Thursday, 8 August 2013

Tony Abbott-led Coalition government would cut company tax by 1.5%

More Reason to buy a property in a Company Trust 

Tony Abbott-led Coalition government would cut company tax by 1.5% 

From the Australian Chamber of Commerce and Industry: “Coalition promise to reduce company tax rates by 1.5 per cent from July 2015 is good news for jobs, confidence and the economy, were it implemented. 

Wow so lets all vote for him!!! Umm please don't kill me for jumping off the fence here. But I admit that I like what I hear in this policy.

reposted below from:

TONY Abbott has promised to cut the company tax rate by 1.5 percentage points for 750,000 companies at a cost of $5 billion to help stimulate the economy and offset his paid parental leave scheme.
In the Coalition's first major policy announcement of the election campaign, the Opposition Leader says the company tax cut from July 1, 2015, would help build a "prosperous economy".

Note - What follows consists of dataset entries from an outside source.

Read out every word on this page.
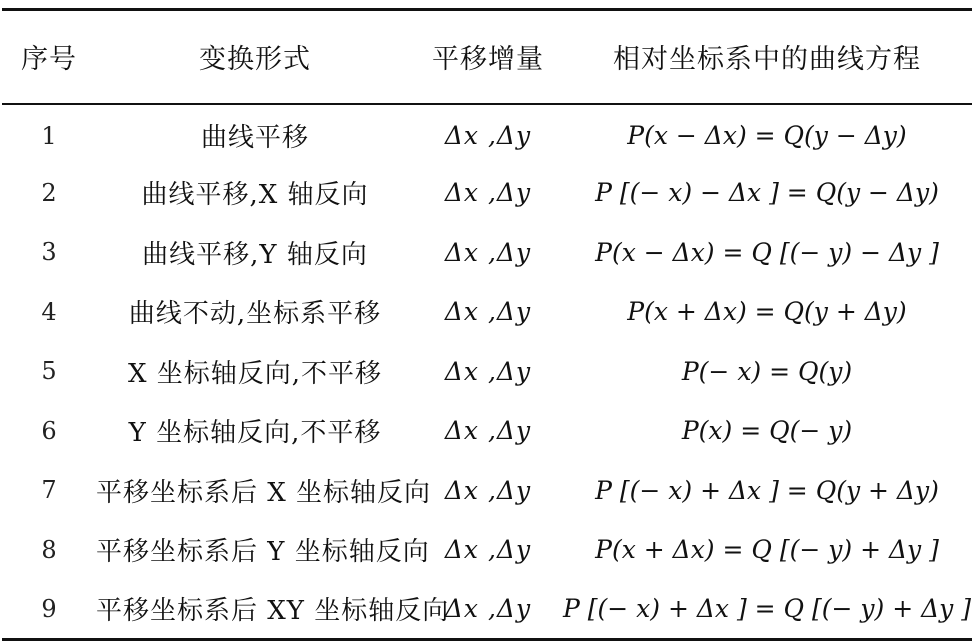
序号	变换形式	平移增量	相对坐标系中的曲线方程
1	曲线平移	Δx ,Δy	P(x − Δx) = Q(y − Δy)
2	曲线平移,X 轴反向	Δx ,Δy	P [(− x) − Δx ] = Q(y − Δy)
3	曲线平移,Y 轴反向	Δx ,Δy	P(x − Δx) = Q [(− y) − Δy ]
4	曲线不动,坐标系平移	Δx ,Δy	P(x + Δx) = Q(y + Δy)
5	X 坐标轴反向,不平移	Δx ,Δy	P(− x) = Q(y)
6	Y 坐标轴反向,不平移	Δx ,Δy	P(x) = Q(− y)
7	平移坐标系后 X 坐标轴反向	Δx ,Δy	P [(− x) + Δx ] = Q(y + Δy)
8	平移坐标系后 Y 坐标轴反向	Δx ,Δy	P(x + Δx) = Q [(− y) + Δy ]
9	平移坐标系后 XY 坐标轴反向	Δx ,Δy	P [(− x) + Δx ] = Q [(− y) + Δy ]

Mr Abbott's $5bn PPL scheme, which is not fully funded by a 1.5 per cent levy on big companies, has been criticised as a "tax" on business that will force up retail prices for consumers and be a drag on business activity.
The start date for the company tax cut is designed to coincide with the introduction of the PPL scheme to ensure that the 37,500 businesses paying the levy - those with more than $5 million of revenue, or about one in 20 firms - will not face a net increase in corporate taxes. Smaller firms, which are not subject to the PPL levy, will get a tax cut.

In reaction to Kevin Rudd's election announcement on Sunday, Mr Abbott said the Coalition intended to provide a reasonable cut in company tax "when affordable". Last night he said the Coalition would remove the mining tax and the carbon tax from July next year and from July 1, 2015, the Coalition would "deliver a 1.5 per cent company tax cut to further help Australian businesses compete, grow and create jobs".

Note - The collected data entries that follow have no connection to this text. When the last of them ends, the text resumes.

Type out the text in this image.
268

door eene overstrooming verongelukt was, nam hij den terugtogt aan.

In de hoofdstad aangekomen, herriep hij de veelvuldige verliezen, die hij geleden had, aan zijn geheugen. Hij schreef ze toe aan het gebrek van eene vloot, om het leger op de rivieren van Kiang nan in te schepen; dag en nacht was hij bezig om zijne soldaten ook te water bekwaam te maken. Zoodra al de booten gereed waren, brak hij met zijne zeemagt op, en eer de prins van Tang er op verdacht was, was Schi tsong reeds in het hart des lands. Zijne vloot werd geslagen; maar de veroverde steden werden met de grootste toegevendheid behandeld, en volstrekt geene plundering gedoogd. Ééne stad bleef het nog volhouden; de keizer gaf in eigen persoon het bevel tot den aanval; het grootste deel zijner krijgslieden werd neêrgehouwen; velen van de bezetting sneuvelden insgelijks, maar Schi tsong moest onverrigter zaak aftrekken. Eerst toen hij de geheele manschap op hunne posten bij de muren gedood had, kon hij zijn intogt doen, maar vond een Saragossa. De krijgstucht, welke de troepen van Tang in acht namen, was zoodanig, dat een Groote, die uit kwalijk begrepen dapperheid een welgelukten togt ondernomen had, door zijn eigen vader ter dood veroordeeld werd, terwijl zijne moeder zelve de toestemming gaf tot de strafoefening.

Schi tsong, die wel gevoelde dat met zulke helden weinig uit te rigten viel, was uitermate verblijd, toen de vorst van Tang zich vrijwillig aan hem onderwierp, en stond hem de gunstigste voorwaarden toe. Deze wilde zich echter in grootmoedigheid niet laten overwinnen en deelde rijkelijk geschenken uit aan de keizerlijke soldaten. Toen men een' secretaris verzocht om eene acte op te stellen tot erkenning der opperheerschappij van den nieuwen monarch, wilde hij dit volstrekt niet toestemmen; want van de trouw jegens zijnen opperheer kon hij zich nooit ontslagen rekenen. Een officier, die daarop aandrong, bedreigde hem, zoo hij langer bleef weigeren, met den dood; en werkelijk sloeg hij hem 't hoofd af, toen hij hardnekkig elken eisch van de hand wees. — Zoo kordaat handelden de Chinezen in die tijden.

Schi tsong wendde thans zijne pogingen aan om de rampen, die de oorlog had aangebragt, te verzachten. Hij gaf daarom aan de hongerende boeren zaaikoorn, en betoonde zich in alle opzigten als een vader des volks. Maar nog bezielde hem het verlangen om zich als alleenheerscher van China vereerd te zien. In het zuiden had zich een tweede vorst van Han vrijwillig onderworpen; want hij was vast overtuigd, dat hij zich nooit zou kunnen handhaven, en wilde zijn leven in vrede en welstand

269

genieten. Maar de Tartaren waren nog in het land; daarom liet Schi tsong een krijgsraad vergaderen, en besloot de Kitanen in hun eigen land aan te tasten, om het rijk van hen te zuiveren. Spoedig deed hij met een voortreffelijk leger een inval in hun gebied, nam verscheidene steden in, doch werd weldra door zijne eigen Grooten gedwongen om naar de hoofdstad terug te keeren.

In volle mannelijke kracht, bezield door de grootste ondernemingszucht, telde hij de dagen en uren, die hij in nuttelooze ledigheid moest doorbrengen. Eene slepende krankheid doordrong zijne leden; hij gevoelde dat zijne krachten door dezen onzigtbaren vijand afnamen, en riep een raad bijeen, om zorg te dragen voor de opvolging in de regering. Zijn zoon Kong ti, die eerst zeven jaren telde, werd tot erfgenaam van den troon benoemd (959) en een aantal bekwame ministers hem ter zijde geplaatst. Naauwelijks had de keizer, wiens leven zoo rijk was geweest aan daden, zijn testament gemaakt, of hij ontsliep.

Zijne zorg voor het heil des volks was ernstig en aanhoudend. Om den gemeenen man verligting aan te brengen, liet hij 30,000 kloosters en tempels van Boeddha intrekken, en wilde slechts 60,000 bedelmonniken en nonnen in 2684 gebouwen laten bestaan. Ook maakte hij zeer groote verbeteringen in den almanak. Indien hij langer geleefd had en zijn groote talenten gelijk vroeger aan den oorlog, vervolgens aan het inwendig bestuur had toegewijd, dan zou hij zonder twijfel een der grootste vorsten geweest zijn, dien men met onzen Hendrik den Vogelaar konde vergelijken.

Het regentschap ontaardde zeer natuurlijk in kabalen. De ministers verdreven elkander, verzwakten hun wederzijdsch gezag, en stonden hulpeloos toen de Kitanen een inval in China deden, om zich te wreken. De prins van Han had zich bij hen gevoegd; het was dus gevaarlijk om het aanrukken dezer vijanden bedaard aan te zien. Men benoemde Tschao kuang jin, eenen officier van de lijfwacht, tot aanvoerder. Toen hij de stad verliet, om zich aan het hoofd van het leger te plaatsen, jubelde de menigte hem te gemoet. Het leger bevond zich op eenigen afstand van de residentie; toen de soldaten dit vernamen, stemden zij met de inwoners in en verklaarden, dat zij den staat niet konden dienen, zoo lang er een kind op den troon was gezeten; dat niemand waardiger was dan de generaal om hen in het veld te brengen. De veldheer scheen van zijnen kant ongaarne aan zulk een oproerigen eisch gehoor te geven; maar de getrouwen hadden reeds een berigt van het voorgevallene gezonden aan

"This is a tax cut that will boost jobs and strengthen the economy," he said.
The Coalition had committed to only a "modest" cut in the company tax rate. Its proposed cut will take the corporate tax rate to 28.5c in the dollar - still above the average of OECD countries of 24 per cent.

In 2010, Labor promised a two-percentage-point cut in the corporate tax rate to 28 per cent, to be funded out of the resource super-profits tax. When the RSPT was remodelled as the minerals resource rent tax, Labor said it could afford only a one-percentage-point cut - a promise that was eventually abandoned by then treasurer Wayne Swan last year.

With the economy dominating the start of the campaign after the government's revision of the budget deficit to $30 billion and debt to more than $300bn on Friday and yesterday's official rate cut to 50-year lows, Mr Abbott has tried to deliver a major Coalition policy to get on the front foot.

"Lowering the company tax rate is part of our plan to build a strong, prosperous economy with more investment and more jobs. Our economic plan is: taxes down, productivity up, and growth up," Mr Abbott said last night. "From 1 July next year, the carbon tax and the mining tax will go.

"Only the Coalition will build a stronger Australia and deliver lower taxes to help all Australians to get ahead. Labor has talked and talked about cutting the company tax rate. We will actually do it."
Mr Abbott will be under intense pressure to provide the savings to pay for the shortfall in the PPL scheme, which is not fully covered by the 1.5 per cent levy on big business, and the new $5bn company tax cut. He has not yet revealed where the money is coming from but the plan has been costed by the independent Parliamentary Budget Office.

It is likely the savings will come from areas that the Labor government has not yet cut as part of its attempt to bring the budget back into surplus by 2016-17.

The Liberal Party's policy document on company tax cites the Henry tax review findings of 2010, which recommended a company tax reduction to be funded in part by a resources rent tax.
The Liberal policy says the Henry review "noted that a company tax cut would 'increase the level of business investment in Australia across all sectors, including foreign direct investment; promote more entrepreneurial activity; and reduce incentives for profit-shifting offshore' ".

Under the Coalition's PPL scheme, mothers will be eligible for 26 weeks' paid leave at their full salary up to $150,000, which means a maximum payment of $75,000. Labor's existing $1.4bn scheme provides 18 weeks' pay at the minimum wage, or about $11,000.